While data and scale matter, the key missing factor is training data designed for spatial cognition.

VSI-590K Dataset

  • 590,000 samples from:
  • First-person indoor environments (3D annotations)
  • Simulators
  • Pseudo-labeled YouTube videos
image

Models from 0.5B to 7B parameters were trained, achieving up to +30% spatial reasoning gains over baseline MLLMs.

image

Still, VSI-SUPER remains unfixed — suggesting LLM-style multimodal systems are not the ultimate path to supersensing.

image

---

Predictive Perception Prototype

Cambrian-S features:

  • Strong general video/image understanding
  • Leading spatial perception performance

Additional strengths:

  • Generalizes to unseen spatial tasks
  • Passes debias stress tests

---

Human Analogy

In baseball, players predict ball trajectory before their brain fully processes the visual input — a skill rooted in internal predictive world models.

image

This ability filters sensory overload by ignoring low-error predictions & focusing on surprises.

---

Latent Frame Prediction

The team trained a latent frame prediction (LFP) head that:

  • Predicts the next input frame
  • Compares predicted vs actual (difference = surprise value)
  • Uses surprise for:
  • Memory management (skip unremarkable frames)
  • Event segmentation (detect scene boundaries)
image

Even a smaller model using this method beat Gemini on VSI-SUPER.

---

  • Multimodal Benchmark Design research — removing language bias
  • Simulator tools for collecting spatial perception video data
image
image
image

---

Open-Source Resources

---

Connection to AI Content Platforms

Advanced cognitive capabilities like predictive perception could power AI-driven creators.

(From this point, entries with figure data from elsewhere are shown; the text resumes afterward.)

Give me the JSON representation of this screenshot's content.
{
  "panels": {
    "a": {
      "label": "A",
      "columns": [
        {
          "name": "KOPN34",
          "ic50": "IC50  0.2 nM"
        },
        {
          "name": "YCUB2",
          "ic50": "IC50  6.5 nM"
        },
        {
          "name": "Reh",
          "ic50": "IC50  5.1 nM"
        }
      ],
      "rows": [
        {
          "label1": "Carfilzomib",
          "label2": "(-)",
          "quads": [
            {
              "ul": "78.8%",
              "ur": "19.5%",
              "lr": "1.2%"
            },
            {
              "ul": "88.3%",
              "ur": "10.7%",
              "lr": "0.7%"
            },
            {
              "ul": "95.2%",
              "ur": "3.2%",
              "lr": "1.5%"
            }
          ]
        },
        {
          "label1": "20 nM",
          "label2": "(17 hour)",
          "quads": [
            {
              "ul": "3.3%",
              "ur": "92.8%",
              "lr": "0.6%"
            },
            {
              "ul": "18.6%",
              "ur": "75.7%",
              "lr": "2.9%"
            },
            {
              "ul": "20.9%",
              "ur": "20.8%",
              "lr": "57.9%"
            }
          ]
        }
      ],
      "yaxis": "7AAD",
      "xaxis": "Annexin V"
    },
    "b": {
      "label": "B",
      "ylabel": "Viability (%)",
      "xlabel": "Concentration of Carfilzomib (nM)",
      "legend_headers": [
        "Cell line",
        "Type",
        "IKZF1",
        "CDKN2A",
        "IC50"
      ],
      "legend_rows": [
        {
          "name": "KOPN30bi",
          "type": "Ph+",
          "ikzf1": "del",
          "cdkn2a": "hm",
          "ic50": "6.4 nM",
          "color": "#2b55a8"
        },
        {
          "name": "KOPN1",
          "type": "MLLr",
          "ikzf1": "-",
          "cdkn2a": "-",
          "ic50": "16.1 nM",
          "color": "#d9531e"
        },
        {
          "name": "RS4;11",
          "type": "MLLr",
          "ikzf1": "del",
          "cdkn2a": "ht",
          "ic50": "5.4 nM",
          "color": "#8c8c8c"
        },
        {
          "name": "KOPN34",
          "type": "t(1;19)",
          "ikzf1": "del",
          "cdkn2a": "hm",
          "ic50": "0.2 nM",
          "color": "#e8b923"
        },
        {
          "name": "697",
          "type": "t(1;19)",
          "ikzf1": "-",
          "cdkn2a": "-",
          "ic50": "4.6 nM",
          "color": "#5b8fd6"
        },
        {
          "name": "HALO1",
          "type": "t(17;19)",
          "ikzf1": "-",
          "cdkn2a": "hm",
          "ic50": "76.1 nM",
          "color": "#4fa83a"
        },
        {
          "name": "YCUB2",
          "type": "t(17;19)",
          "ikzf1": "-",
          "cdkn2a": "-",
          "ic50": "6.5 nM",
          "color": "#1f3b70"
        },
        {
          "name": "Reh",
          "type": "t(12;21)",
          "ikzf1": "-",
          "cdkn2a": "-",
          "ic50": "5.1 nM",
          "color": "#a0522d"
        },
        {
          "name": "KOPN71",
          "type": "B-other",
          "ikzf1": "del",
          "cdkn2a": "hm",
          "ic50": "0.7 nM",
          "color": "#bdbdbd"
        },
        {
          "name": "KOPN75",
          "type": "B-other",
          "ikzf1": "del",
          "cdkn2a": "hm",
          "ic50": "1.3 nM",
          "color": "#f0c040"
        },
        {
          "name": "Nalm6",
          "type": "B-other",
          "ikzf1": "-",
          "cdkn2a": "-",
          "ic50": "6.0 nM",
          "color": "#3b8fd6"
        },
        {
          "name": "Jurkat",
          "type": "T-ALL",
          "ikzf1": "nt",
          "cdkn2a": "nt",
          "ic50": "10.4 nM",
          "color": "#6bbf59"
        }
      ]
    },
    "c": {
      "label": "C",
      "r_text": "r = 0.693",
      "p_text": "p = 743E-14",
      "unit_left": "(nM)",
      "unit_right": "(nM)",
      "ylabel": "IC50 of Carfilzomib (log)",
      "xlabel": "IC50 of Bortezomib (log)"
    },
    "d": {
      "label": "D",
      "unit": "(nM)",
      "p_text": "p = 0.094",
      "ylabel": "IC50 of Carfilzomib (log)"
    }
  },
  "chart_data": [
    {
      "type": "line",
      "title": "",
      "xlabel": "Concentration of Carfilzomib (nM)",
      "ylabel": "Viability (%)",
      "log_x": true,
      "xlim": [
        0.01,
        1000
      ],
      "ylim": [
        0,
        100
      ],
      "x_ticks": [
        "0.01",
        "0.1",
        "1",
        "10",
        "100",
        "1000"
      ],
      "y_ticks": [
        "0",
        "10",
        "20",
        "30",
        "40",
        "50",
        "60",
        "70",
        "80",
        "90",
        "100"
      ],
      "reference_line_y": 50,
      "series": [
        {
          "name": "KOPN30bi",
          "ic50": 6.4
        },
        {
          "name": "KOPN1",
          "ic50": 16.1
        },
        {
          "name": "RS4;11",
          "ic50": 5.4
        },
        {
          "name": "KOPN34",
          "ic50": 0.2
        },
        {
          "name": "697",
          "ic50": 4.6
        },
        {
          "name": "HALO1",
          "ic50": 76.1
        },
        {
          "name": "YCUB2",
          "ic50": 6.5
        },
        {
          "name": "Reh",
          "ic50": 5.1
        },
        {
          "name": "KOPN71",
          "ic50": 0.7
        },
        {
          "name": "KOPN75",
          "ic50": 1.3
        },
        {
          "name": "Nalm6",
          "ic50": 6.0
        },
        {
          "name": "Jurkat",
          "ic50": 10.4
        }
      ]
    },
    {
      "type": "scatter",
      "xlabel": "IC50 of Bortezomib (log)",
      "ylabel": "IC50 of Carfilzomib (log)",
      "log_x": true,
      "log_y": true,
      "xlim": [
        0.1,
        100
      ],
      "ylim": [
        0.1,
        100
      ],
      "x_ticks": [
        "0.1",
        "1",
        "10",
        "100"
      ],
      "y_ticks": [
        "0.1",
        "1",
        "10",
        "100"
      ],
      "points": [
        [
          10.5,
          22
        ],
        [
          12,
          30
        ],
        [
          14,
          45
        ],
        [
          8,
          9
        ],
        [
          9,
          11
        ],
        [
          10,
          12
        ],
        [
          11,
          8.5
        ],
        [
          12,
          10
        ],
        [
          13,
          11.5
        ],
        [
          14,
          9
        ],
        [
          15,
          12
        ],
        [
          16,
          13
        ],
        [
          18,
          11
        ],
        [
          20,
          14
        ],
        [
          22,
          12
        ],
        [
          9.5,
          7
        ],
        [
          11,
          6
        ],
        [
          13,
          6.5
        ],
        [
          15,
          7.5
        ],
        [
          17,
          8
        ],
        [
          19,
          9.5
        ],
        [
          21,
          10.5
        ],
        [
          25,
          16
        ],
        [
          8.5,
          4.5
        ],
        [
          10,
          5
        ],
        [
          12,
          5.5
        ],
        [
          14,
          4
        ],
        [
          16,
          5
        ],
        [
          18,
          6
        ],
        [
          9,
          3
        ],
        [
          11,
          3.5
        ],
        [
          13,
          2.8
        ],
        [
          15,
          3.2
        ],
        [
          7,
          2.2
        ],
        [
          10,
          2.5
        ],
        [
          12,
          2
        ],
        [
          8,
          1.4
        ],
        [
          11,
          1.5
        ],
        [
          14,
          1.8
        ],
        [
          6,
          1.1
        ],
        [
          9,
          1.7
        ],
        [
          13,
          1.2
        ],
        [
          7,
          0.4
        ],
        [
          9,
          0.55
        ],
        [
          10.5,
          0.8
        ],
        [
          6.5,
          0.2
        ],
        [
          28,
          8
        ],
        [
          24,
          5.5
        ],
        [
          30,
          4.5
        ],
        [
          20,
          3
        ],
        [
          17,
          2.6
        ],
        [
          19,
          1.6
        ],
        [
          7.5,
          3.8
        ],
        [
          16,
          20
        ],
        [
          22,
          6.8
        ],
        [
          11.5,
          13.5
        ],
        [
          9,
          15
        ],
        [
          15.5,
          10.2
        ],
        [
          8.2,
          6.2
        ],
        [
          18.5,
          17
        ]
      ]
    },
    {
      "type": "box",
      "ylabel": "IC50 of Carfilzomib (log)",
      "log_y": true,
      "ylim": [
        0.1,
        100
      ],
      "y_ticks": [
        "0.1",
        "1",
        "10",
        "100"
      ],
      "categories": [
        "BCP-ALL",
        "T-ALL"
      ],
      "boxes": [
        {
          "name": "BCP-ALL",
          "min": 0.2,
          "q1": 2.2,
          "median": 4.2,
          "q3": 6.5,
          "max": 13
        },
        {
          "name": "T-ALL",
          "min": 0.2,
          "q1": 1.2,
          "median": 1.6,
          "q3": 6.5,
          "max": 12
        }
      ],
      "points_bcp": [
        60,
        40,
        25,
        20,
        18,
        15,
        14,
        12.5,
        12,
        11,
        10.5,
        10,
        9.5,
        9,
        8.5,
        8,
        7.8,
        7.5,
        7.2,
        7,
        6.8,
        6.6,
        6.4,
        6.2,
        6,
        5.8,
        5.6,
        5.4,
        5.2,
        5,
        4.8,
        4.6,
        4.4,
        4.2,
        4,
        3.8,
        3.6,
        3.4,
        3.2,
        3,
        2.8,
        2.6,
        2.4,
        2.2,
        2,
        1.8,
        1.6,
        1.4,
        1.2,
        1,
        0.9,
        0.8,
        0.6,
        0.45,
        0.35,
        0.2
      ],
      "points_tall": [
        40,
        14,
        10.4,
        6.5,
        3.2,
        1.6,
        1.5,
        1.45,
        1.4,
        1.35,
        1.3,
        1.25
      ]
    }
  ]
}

Platforms such as AiToEarn官网 allow:

  • AI content generation
  • Multi-platform publishing (Douyin, Kwai, WeChat, Bilibili, Rednote, YouTube, LinkedIn, Instagram, Pinterest, Threads, X)
  • Integrated analytics & model ranking

Read AiToEarn Blog | Open-source Repo

---

Summary:

Spatial Supersensing represents a paradigm shift in AI development — moving from passive perception to active, predictive, and structurally aware intelligence. Benchmarks like VSI-SUPER and models like Cambrian-S are critical steps toward this future, where AI can remember, predict, and organize experiences across unbounded multimodal streams.

Read more

Translate the following blog post title into English, concise and natural. Return plain text only without quotes. 哈佛大学 R 编程课程介绍

Harvard CS50: Introduction to Programming with R Harvard University offers exceptional beginner-friendly computer science courses. We’re excited to announce the release of Harvard CS50’s Introduction to Programming in R, a powerful language widely used for statistical computing, data science, and graphics. This course was developed by Carter Zenke.